Africa, Infrastructure, and the AGCT Bet: Inside Duduzane Zuma’s Next Act

Africa, Infrastructure, and the AGCT Bet: Inside Duduzane Zuma’s Next Act

Africa’s infrastructure gap remains one of the continent’s most pressing economic constraints.

From decaying transportation networks to unreliable energy grids, the demand for large-scale development projects has created both an opportunity and a risk: either African nations will build for themselves, or continue outsourcing the future to foreign firms with foreign agendas.

In this context, a new generation of African entrepreneurs is stepping into the void, aiming to balance local insight with global scalability. Among them is Duduzane Zuma, who has re-entered the business world with a targeted focus on infrastructure, through an initiative known as AGCT (Africa Global Construction and Transport).

Zuma, previously known for having acquired a uranium mine as well as other media ventures, is now betting on roads, ports, and energy corridors. His new pivot is both economic and reputational. After years abroad and a series of high-profile legal and financial battles in South Africa, Zuma has chosen infrastructure not just as a business strategy, but as a long-term developmental stake. He has also maintained deep regional ties in the Middle East, having traveled to the UAE since 2003 and lived there full-time between 2015 and 2023. These years, he says, offered firsthand exposure to Gulf-led infrastructure planning and public-private deal structuring, which is now informing AGCT’s cross-border strategy.

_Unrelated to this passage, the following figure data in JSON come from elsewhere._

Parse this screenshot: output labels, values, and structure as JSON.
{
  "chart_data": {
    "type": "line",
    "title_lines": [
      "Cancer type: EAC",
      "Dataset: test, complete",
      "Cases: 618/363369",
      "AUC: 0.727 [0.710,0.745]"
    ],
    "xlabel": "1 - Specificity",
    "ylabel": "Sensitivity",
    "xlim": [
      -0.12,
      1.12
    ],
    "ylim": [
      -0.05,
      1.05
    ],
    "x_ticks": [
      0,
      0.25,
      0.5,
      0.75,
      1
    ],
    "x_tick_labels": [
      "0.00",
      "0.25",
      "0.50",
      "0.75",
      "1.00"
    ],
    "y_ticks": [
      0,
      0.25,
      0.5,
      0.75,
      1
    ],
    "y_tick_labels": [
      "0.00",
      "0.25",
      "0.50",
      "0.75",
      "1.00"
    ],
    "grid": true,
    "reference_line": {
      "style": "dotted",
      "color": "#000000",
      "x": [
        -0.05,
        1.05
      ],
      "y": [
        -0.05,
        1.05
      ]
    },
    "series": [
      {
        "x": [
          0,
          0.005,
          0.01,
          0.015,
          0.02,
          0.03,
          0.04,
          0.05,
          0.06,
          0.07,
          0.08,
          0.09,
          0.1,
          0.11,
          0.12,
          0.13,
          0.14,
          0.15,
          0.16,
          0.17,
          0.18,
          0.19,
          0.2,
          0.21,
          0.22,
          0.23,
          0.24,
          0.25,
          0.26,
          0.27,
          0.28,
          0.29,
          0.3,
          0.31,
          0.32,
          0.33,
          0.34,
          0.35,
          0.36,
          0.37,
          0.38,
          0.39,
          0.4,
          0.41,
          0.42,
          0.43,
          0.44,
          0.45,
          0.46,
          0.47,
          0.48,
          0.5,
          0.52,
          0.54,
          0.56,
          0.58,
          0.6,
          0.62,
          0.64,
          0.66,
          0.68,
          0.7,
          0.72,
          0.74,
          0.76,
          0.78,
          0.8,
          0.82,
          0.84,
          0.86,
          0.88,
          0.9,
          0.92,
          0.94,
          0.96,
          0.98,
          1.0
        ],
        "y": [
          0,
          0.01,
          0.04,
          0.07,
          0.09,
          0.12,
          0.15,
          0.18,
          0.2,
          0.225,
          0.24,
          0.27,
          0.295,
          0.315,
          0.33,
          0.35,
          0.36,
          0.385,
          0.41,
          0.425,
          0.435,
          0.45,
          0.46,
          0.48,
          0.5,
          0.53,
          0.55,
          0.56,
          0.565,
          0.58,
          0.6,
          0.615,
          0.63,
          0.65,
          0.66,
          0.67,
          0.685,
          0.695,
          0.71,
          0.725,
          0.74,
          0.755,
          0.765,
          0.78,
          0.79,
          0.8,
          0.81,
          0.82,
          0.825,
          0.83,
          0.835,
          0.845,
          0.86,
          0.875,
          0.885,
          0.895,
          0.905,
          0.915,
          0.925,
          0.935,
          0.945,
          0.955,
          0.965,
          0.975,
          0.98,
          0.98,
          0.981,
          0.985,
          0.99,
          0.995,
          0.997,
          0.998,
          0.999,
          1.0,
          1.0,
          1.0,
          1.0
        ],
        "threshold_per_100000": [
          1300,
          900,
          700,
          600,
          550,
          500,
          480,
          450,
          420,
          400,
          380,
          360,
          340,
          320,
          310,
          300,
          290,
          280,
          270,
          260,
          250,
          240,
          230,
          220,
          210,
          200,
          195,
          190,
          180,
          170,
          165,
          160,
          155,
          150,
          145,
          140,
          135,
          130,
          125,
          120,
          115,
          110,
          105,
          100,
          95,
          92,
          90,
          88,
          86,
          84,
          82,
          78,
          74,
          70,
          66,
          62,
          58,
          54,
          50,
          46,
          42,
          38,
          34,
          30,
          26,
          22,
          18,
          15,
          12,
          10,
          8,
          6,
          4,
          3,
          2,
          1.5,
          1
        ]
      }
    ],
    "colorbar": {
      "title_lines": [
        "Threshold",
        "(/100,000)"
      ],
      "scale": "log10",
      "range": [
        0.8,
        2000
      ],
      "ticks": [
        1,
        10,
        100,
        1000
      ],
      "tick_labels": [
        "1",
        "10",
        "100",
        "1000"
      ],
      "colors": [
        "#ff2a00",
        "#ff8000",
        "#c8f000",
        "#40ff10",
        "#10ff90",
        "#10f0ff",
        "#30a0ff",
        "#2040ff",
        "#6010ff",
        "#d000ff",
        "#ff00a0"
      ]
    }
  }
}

The AGCT initiative targets underbuilt regions in Central and West Africa as well as the Middle East, with projects spanning transport logistics, renewable energy systems, and industrial construction. The goal, according to sources familiar with the effort, is to support regional self-sufficiency while capturing a share of the growing public-private partnership market.

For Zuma, the move is consistent with a broader rebranding effort. Rather than respond to critics directly, he has focused on contribution—letting new projects and investment commitments speak for themselves. “Access to opportunity starts with access to infrastructure,” he stated in a recent interview. “You can’t develop a society without mobility, power, and production.”

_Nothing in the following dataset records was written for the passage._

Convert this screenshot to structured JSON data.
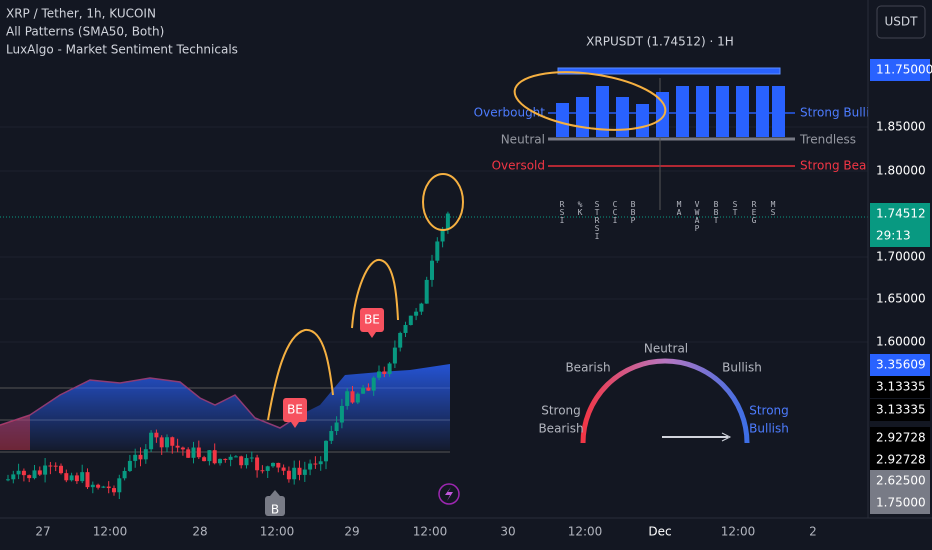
{
  "header": {
    "symbol": "XRP / Tether, 1h, KUCOIN",
    "indicators": [
      "All Patterns (SMA50, Both)",
      "LuxAlgo - Market Sentiment Technicals"
    ],
    "currency": "USDT"
  },
  "price_axis": [
    "11.75000",
    "1.85000",
    "1.80000",
    "1.74512",
    "29:13",
    "1.70000",
    "1.65000",
    "1.60000",
    "3.35609",
    "3.13335",
    "3.13335",
    "2.92728",
    "2.92728",
    "2.62500",
    "1.75000"
  ],
  "time_axis": [
    "27",
    "12:00",
    "28",
    "12:00",
    "29",
    "12:00",
    "30",
    "12:00",
    "Dec",
    "12:00",
    "2"
  ],
  "panel": {
    "title": "XRPUSDT (1.74512) · 1H",
    "left_labels": [
      "Overbought",
      "Neutral",
      "Oversold"
    ],
    "right_labels": [
      "Strong Bullish Tren",
      "Trendless",
      "Strong Bearish Tre"
    ],
    "indicators": [
      "RSI",
      "%K",
      "STRSI",
      "CCI",
      "BBP",
      "MA",
      "VWAP",
      "BBT",
      "ST",
      "REG",
      "MS"
    ]
  },
  "gauge": {
    "top": "Neutral",
    "left": "Bearish",
    "right": "Bullish",
    "strong_left": [
      "Strong",
      "Bearish"
    ],
    "strong_right": [
      "Strong",
      "Bullish"
    ]
  },
  "markers": [
    "BE",
    "BE",
    "B"
  ]
}
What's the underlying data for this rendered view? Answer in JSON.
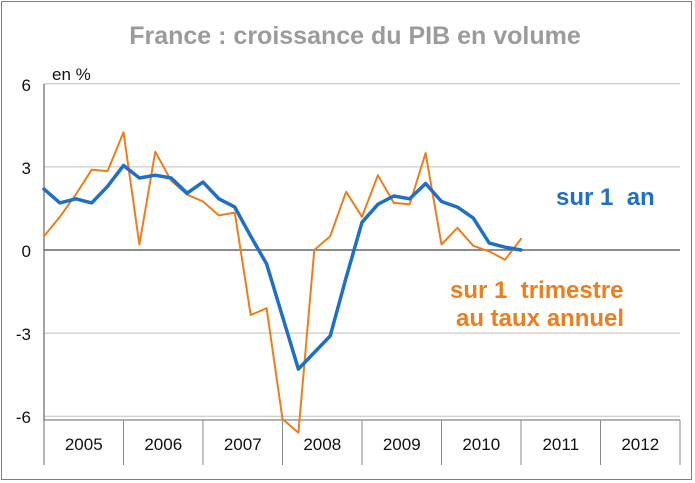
{
  "chart_data": {
    "type": "line",
    "title": "France : croissance du PIB en volume",
    "ylabel": "en %",
    "ylim": [
      -6.5,
      6
    ],
    "yticks": [
      6,
      3,
      0,
      -3,
      -6
    ],
    "yticklabels": [
      "6",
      "3",
      "0",
      "-3",
      "-6"
    ],
    "xlim": [
      2005,
      2013
    ],
    "xticks": [
      "2005",
      "2006",
      "2007",
      "2008",
      "2009",
      "2010",
      "2011",
      "2012"
    ],
    "grid": true,
    "series": [
      {
        "name": "sur 1  an",
        "color": "#1f6fc6",
        "x": [
          2005.0,
          2005.2,
          2005.4,
          2005.6,
          2005.8,
          2006.0,
          2006.2,
          2006.4,
          2006.6,
          2006.8,
          2007.0,
          2007.2,
          2007.4,
          2007.6,
          2007.8,
          2008.0,
          2008.2,
          2008.4,
          2008.6,
          2008.8,
          2009.0,
          2009.2,
          2009.4,
          2009.6,
          2009.8,
          2010.0,
          2010.2,
          2010.4,
          2010.6,
          2010.8,
          2011.0,
          2011.2,
          2011.4,
          2011.6,
          2011.8,
          2012.0,
          2012.2,
          2012.4
        ],
        "y": [
          2.2,
          1.7,
          1.85,
          1.7,
          2.3,
          3.05,
          2.6,
          2.7,
          2.6,
          2.05,
          2.45,
          1.85,
          1.55,
          0.5,
          -0.5,
          -2.4,
          -4.3,
          -3.7,
          -3.1,
          -1.0,
          1.0,
          1.65,
          1.95,
          1.85,
          2.4,
          1.75,
          1.55,
          1.15,
          0.25,
          0.1,
          0.0,
          null,
          null,
          null,
          null,
          null,
          null,
          null
        ]
      },
      {
        "name": "sur 1  trimestre au taux annuel",
        "color": "#ee7d1b",
        "x": [
          2005.0,
          2005.2,
          2005.4,
          2005.6,
          2005.8,
          2006.0,
          2006.2,
          2006.4,
          2006.6,
          2006.8,
          2007.0,
          2007.2,
          2007.4,
          2007.6,
          2007.8,
          2008.0,
          2008.2,
          2008.4,
          2008.6,
          2008.8,
          2009.0,
          2009.2,
          2009.4,
          2009.6,
          2009.8,
          2010.0,
          2010.2,
          2010.4,
          2010.6,
          2010.8,
          2011.0,
          2011.2,
          2011.4,
          2011.6,
          2011.8,
          2012.0,
          2012.2,
          2012.4
        ],
        "y": [
          0.5,
          1.2,
          2.0,
          2.9,
          2.85,
          4.25,
          0.2,
          3.55,
          2.5,
          2.0,
          1.75,
          1.25,
          1.35,
          -2.35,
          -2.1,
          -6.1,
          -6.6,
          0.0,
          0.5,
          2.1,
          1.2,
          2.7,
          1.7,
          1.65,
          3.5,
          0.2,
          0.8,
          0.15,
          -0.05,
          -0.35,
          0.4,
          null,
          null,
          null,
          null,
          null,
          null,
          null
        ]
      }
    ],
    "annotations": {
      "series1_label": "sur 1  an",
      "series2_label_line1": "sur 1  trimestre",
      "series2_label_line2": "au taux annuel"
    }
  }
}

The approach reflects a more mature and less reactive phase in his business identity. Where past ventures were often overshadowed by political associations and media controversies, AGCT represents an attempt to ground his influence in tangible value. It is a deliberate shift from perception management to long-term impact.

Of course, building infrastructure in Africa is neither simple nor apolitical. It involves navigating bureaucratic delays, currency volatility, and community tensions. But Zuma, shaped by decades of navigating high-stakes environments, appears undeterred. His team has signaled that upcoming AGCT projects will prioritize local labor, sustainability metrics, and equity sharing—hallmarks of development done right, rather than fast.

As infrastructure continues to define Africa’s economic future, Zuma’s next chapter will be measured less by reputation and more by results. The question is no longer whether he can outpace public scrutiny—it’s whether he can outbuild it.